Recent discoveries in the field of evolutionary developmental biology have shown that variations can be introduced into a species via genetic drift, mutation, and reshuffling of genes during sexual reproduction, as well as through migration between populations. These processes, along with others such as directional selection or genetic erosion (changes in the frequency of an individual's genotype over time), can lead to evolution which is defined by change in the genome of the species over time and also by changes in phenotype over time (the expression of the genotype in an individual).
에볼루션 게이밍 can gain a better understanding of the concept of phylogeny by using evolutionary thinking throughout all aspects of biology. In a recent study by Grunspan et al. It was found that teaching students about the evidence for evolution boosted their understanding of evolution during the course of a college biology. For more information on how to teach evolution read The Evolutionary Potential in All Areas of Biology or Thinking Evolutionarily: a Framework for Integrating Evolution into Life Sciences Education.
Evolution in Action
Scientists have traditionally studied evolution through looking back in the past, analyzing fossils and comparing species. They also study living organisms. But evolution isn't a thing that happened in the past; it's an ongoing process, happening today. Bacteria transform and resist antibiotics, viruses re-invent themselves and elude new medications and animals alter their behavior in response to the changing environment. The changes that result are often visible.
에볼루션 게이밍 wasn't until the late 1980s when biologists began to realize that natural selection was at work. The key is that various traits confer different rates of survival and reproduction (differential fitness) and can be passed down from one generation to the next.
In the past, if one particular allele, the genetic sequence that defines color in a population of interbreeding organisms, it might quickly become more common than the other alleles. In time, this could mean the number of black moths in a particular population could rise. The same is true for many other characteristics--including morphology and behavior--that vary among populations of organisms.
The ability to observe evolutionary change is easier when a particular species has a fast generation turnover, as with bacteria. Since 1988, Richard Lenski, a biologist, has tracked twelve populations of E.coli that descend from one strain. Samples of each population were taken regularly and more than 500.000 generations of E.coli have been observed to have passed.

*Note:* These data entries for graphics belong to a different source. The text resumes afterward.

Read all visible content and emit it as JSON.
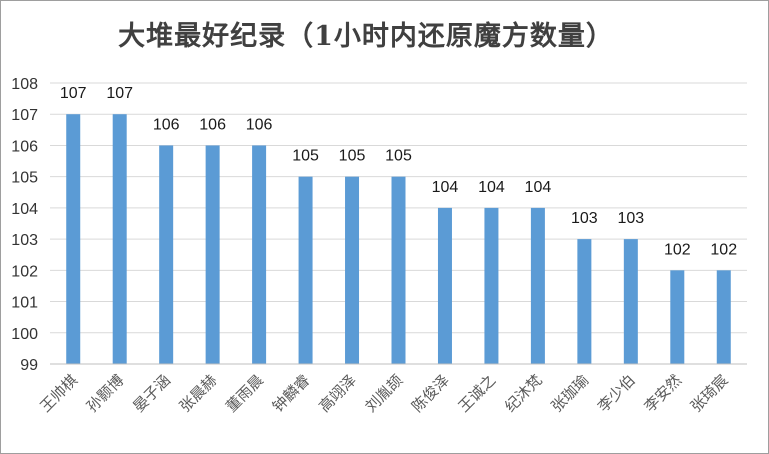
{
  "chart_data": {
    "type": "bar",
    "title": "大堆最好纪录（1小时内还原魔方数量）",
    "categories": [
      "王帅棋",
      "孙颢博",
      "晏子涵",
      "张晨赫",
      "董雨晨",
      "钟麟睿",
      "高翊泽",
      "刘胤颉",
      "陈俊泽",
      "王诚之",
      "纪沐梵",
      "张珈瑜",
      "李少伯",
      "李安然",
      "张琦宸"
    ],
    "series": [
      {
        "values": [
          107,
          107,
          106,
          106,
          106,
          105,
          105,
          105,
          104,
          104,
          104,
          103,
          103,
          102,
          102
        ],
        "color": "#5B9BD5"
      }
    ],
    "ylim": [
      99,
      108
    ],
    "yticks": [
      99,
      100,
      101,
      102,
      103,
      104,
      105,
      106,
      107,
      108
    ],
    "xlabel": "",
    "ylabel": "",
    "grid": true,
    "gridColor": "#d9d9d9",
    "data_labels": true,
    "x_label_rotation": -45
  }
}
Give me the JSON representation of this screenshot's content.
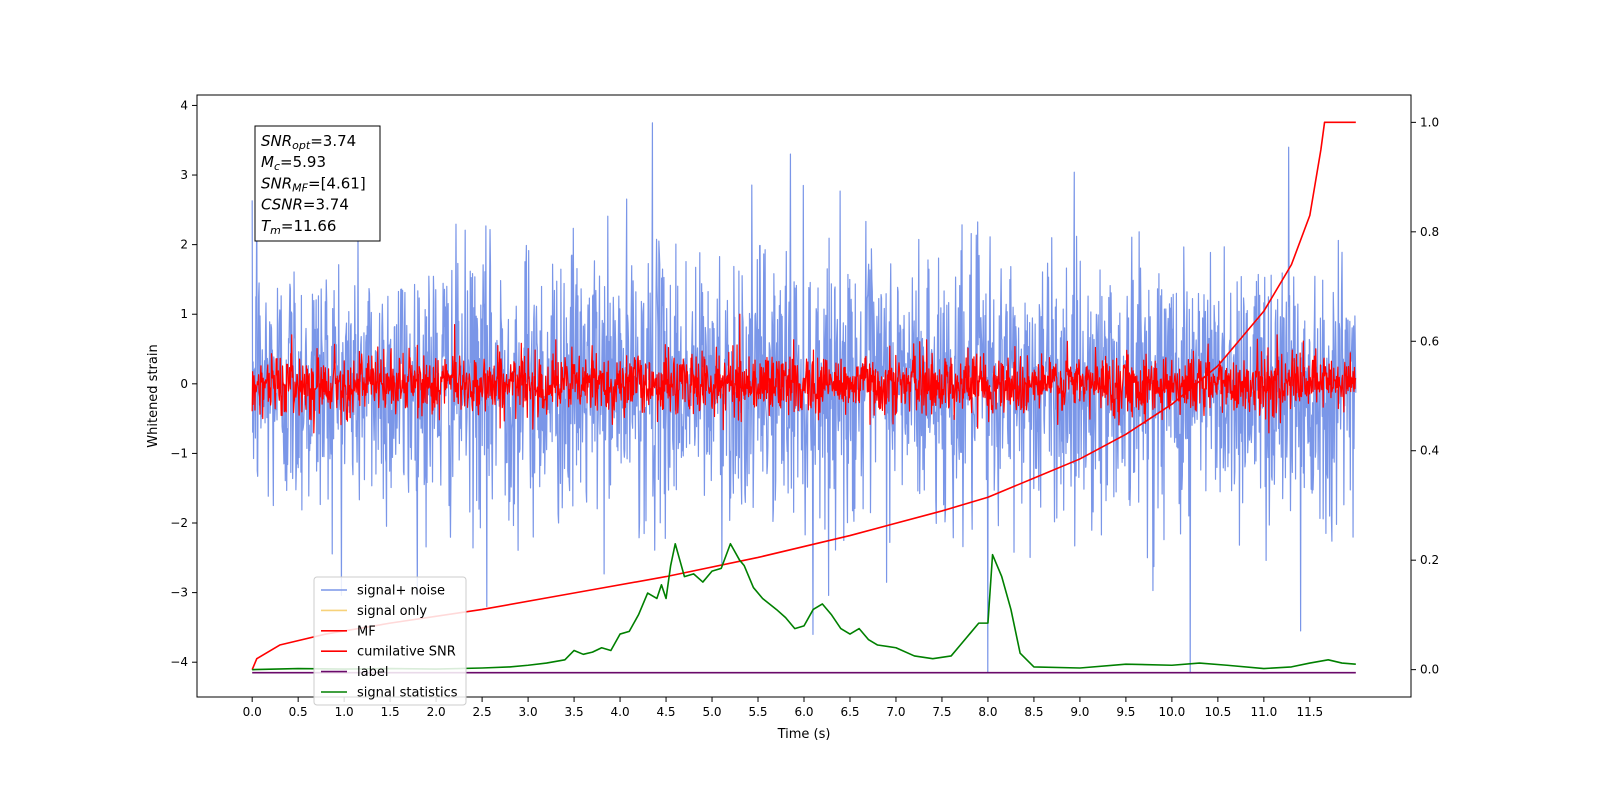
{
  "chart_data": {
    "type": "line",
    "xlabel": "Time (s)",
    "ylabel": "Whitened strain",
    "xlim": [
      -0.6,
      12.6
    ],
    "ylim": [
      -4.5,
      4.15
    ],
    "ylim_right": [
      -0.05,
      1.05
    ],
    "x_ticks": [
      "0.0",
      "0.5",
      "1.0",
      "1.5",
      "2.0",
      "2.5",
      "3.0",
      "3.5",
      "4.0",
      "4.5",
      "5.0",
      "5.5",
      "6.0",
      "6.5",
      "7.0",
      "7.5",
      "8.0",
      "8.5",
      "9.0",
      "9.5",
      "10.0",
      "10.5",
      "11.0",
      "11.5"
    ],
    "y_ticks": [
      "4",
      "3",
      "2",
      "1",
      "0",
      "−1",
      "−2",
      "−3",
      "−4"
    ],
    "y_ticks_right": [
      "1.0",
      "0.8",
      "0.6",
      "0.4",
      "0.2",
      "0.0"
    ],
    "legend_placement": "lower-left",
    "legend": [
      {
        "label": "signal+ noise",
        "color": "#7a96e8"
      },
      {
        "label": "signal only",
        "color": "#f7d27a"
      },
      {
        "label": "MF",
        "color": "#ff0000"
      },
      {
        "label": "cumilative SNR",
        "color": "#ff0000"
      },
      {
        "label": "label",
        "color": "#6a0a6a"
      },
      {
        "label": "signal statistics",
        "color": "#008000"
      }
    ],
    "stats_box": [
      {
        "sym": "SNR",
        "sub": "opt",
        "val": "=3.74"
      },
      {
        "sym": "M",
        "sub": "c",
        "val": "=5.93"
      },
      {
        "sym": "SNR",
        "sub": "MF",
        "val": "=[4.61]"
      },
      {
        "sym": "CSNR",
        "sub": "",
        "val": "=3.74"
      },
      {
        "sym": "T",
        "sub": "m",
        "val": "=11.66"
      }
    ],
    "series": [
      {
        "name": "signal+ noise",
        "axis": "left",
        "color": "#7a96e8",
        "x_range": [
          0,
          12.0
        ],
        "samples": 2400,
        "spread": 0.95,
        "spikes": [
          {
            "x": 4.35,
            "y": 3.75
          },
          {
            "x": 8.0,
            "y": -4.15
          },
          {
            "x": 10.2,
            "y": -4.15
          },
          {
            "x": 11.4,
            "y": -3.55
          },
          {
            "x": 6.1,
            "y": -3.6
          },
          {
            "x": 0.05,
            "y": 2.9
          },
          {
            "x": 11.27,
            "y": 3.4
          },
          {
            "x": 2.55,
            "y": -3.2
          },
          {
            "x": 5.85,
            "y": 3.3
          }
        ]
      },
      {
        "name": "MF",
        "axis": "left",
        "color": "#ff0000",
        "x_range": [
          0,
          12.0
        ],
        "samples": 2400,
        "spread": 0.22,
        "spikes": [
          {
            "x": 5.3,
            "y": 1.0
          },
          {
            "x": 2.2,
            "y": 0.85
          }
        ]
      },
      {
        "name": "cumilative SNR",
        "axis": "right",
        "color": "#ff0000",
        "points": [
          [
            0,
            0
          ],
          [
            0.05,
            0.02
          ],
          [
            0.3,
            0.045
          ],
          [
            0.8,
            0.065
          ],
          [
            1.5,
            0.085
          ],
          [
            2.5,
            0.11
          ],
          [
            3.5,
            0.14
          ],
          [
            4.5,
            0.17
          ],
          [
            5.5,
            0.205
          ],
          [
            6.5,
            0.245
          ],
          [
            7.5,
            0.29
          ],
          [
            8.0,
            0.315
          ],
          [
            8.5,
            0.35
          ],
          [
            9.0,
            0.385
          ],
          [
            9.5,
            0.43
          ],
          [
            10.0,
            0.485
          ],
          [
            10.5,
            0.555
          ],
          [
            11.0,
            0.655
          ],
          [
            11.3,
            0.74
          ],
          [
            11.5,
            0.83
          ],
          [
            11.62,
            0.95
          ],
          [
            11.66,
            1.0
          ],
          [
            12.0,
            1.0
          ]
        ]
      },
      {
        "name": "label",
        "axis": "left",
        "color": "#6a0a6a",
        "points": [
          [
            0,
            -4.15
          ],
          [
            12.0,
            -4.15
          ]
        ]
      },
      {
        "name": "signal statistics",
        "axis": "right",
        "color": "#008000",
        "points": [
          [
            0,
            0.0
          ],
          [
            0.5,
            0.002
          ],
          [
            1.0,
            0.001
          ],
          [
            1.5,
            0.002
          ],
          [
            2.0,
            0.001
          ],
          [
            2.5,
            0.003
          ],
          [
            2.8,
            0.005
          ],
          [
            3.0,
            0.008
          ],
          [
            3.2,
            0.012
          ],
          [
            3.4,
            0.018
          ],
          [
            3.5,
            0.035
          ],
          [
            3.6,
            0.028
          ],
          [
            3.7,
            0.032
          ],
          [
            3.8,
            0.04
          ],
          [
            3.9,
            0.035
          ],
          [
            4.0,
            0.065
          ],
          [
            4.1,
            0.07
          ],
          [
            4.2,
            0.1
          ],
          [
            4.3,
            0.14
          ],
          [
            4.4,
            0.13
          ],
          [
            4.45,
            0.155
          ],
          [
            4.5,
            0.13
          ],
          [
            4.55,
            0.19
          ],
          [
            4.6,
            0.23
          ],
          [
            4.65,
            0.2
          ],
          [
            4.7,
            0.17
          ],
          [
            4.8,
            0.175
          ],
          [
            4.9,
            0.16
          ],
          [
            5.0,
            0.18
          ],
          [
            5.1,
            0.185
          ],
          [
            5.2,
            0.23
          ],
          [
            5.3,
            0.2
          ],
          [
            5.35,
            0.19
          ],
          [
            5.45,
            0.15
          ],
          [
            5.55,
            0.13
          ],
          [
            5.7,
            0.11
          ],
          [
            5.8,
            0.095
          ],
          [
            5.9,
            0.075
          ],
          [
            6.0,
            0.08
          ],
          [
            6.1,
            0.11
          ],
          [
            6.2,
            0.12
          ],
          [
            6.3,
            0.1
          ],
          [
            6.4,
            0.075
          ],
          [
            6.5,
            0.065
          ],
          [
            6.6,
            0.075
          ],
          [
            6.7,
            0.055
          ],
          [
            6.8,
            0.045
          ],
          [
            7.0,
            0.04
          ],
          [
            7.2,
            0.025
          ],
          [
            7.4,
            0.02
          ],
          [
            7.6,
            0.025
          ],
          [
            7.7,
            0.045
          ],
          [
            7.8,
            0.065
          ],
          [
            7.9,
            0.085
          ],
          [
            8.0,
            0.085
          ],
          [
            8.05,
            0.21
          ],
          [
            8.15,
            0.17
          ],
          [
            8.25,
            0.11
          ],
          [
            8.35,
            0.03
          ],
          [
            8.5,
            0.005
          ],
          [
            9.0,
            0.003
          ],
          [
            9.5,
            0.01
          ],
          [
            10.0,
            0.008
          ],
          [
            10.3,
            0.012
          ],
          [
            10.6,
            0.008
          ],
          [
            11.0,
            0.002
          ],
          [
            11.3,
            0.005
          ],
          [
            11.5,
            0.012
          ],
          [
            11.7,
            0.018
          ],
          [
            11.85,
            0.012
          ],
          [
            12.0,
            0.01
          ]
        ]
      }
    ]
  }
}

Lenski's work has demonstrated that a mutation can profoundly alter the speed at which a population reproduces and, consequently the rate at which it changes. It also shows evolution takes time, something that is difficult for some to accept.
Another example of microevolution is how mosquito genes that confer resistance to pesticides are more prevalent in areas in which insecticides are utilized. This is due to the fact that the use of pesticides causes a selective pressure that favors individuals with resistant genotypes.
The rapidity of evolution has led to a greater recognition of its importance especially in a planet that is largely shaped by human activity. This includes pollution, climate change, and habitat loss, which prevents many species from adapting. Understanding evolution can help us make better choices about the future of our planet, as well as the lives of its inhabitants.